Die Kleinteiligkeit und der hohe Spezialisierungsgrad sind es, die die Industrie im Landkreis Tuttlingen ausmachen. Und diese Eigenschaften – verbunden mit einer Portion Misstrauen und Verschwiegenheit – sind es auch, die ihr jetzt zum Verhängnis werden könnten.
Immer wieder regt die Clusterinitiative Medical Mountains zur Vernetzung an. Sie schmiedet Allianzen, bietet Schulungen und Infomaterial an, lädt zu Veranstaltungen ein. Oft sind es aber die kleinen Betriebe, die sich schwer tun, diese Hilfe anzunehmen.

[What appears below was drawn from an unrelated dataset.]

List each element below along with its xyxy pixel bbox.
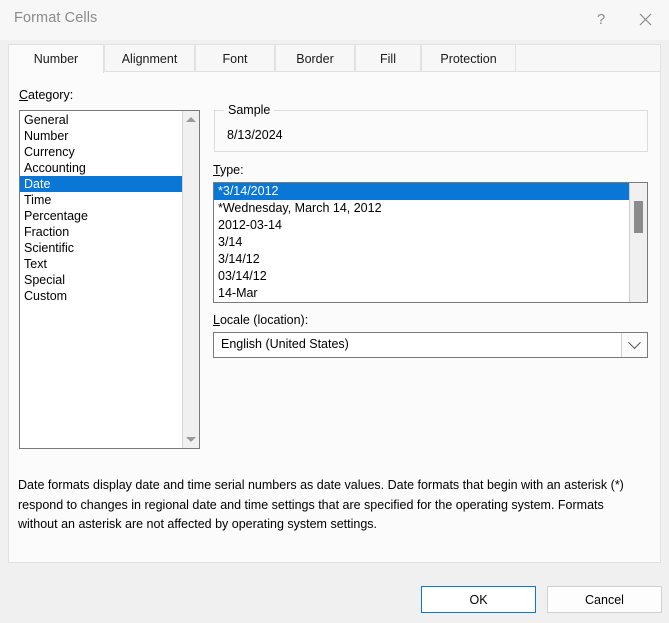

„Eigentlich schon zu spät“
Dabei ist es höchste Zeit, glaubt Heike Zepf von Zepf Medical aus Seitingen-Oberflacht: „Wer erst mit der Medizinprodukteverordnung aufgewacht ist, für den ist es eigentlich schon zu spät.“2020 werden die neuen Regeln implementiert. Wer dann nicht auf dem neuesten Stand ist, dem bleiben nicht viele Alternativen. Die „verlängerte Werkbank“ist eine, die Firma verkaufen eine zweite. Die dritte: zumachen. „Es wird eine Konsolidierung auf dem Markt geben“, ist HansThomas Volzer überzeugt. Der Inhaber von Vomed in Tuttlingen ist Landesmeister der Chirurgiemechaniker-Innung. Er weiß: Nicht alle Betriebe können oder wollen die Veränderungen leisten, sei es finanziell oder personell. Entsprechend hoch geht es auf dem Markt für kleine Medizintechnikunternehmen her. Die Nachfolgebörse bei Medical Mountains ist beliebter denn je, Übernahmeangebote mehren sich. „Es ist ganz, ganz, ganz unruhig“, beschreibt Heike Zepf die Stimmung in der Branche. Klar ist: Der gute Ruf ist nicht mehr alles, heute zählen Papiere. Ein Traditionsunternehmen habe kürzlich alle seine Produkte vom Markt genommen, berichtet ein Insider. Es sei mit der Dokumentation nicht hinterhergekommen. Dennoch: Für Micromed und Marusits steht fest, dass sie am
Rad der Tuttlinger Medizintechnikbranche weiter mitdrehen wollen. Sie stellen sich den Herausforderungen. Immerhin: Steidle sieht auch positive Veränderungen, die der Prozess mit sich bringt: Die Industrie suche den Schulterschluss. Gemeinsame Standardpapiere von Unternehmen wie Karl Storz und Aesculap, glaubt er, „das wäre vor 20 Jahren nicht möglich gewesen“.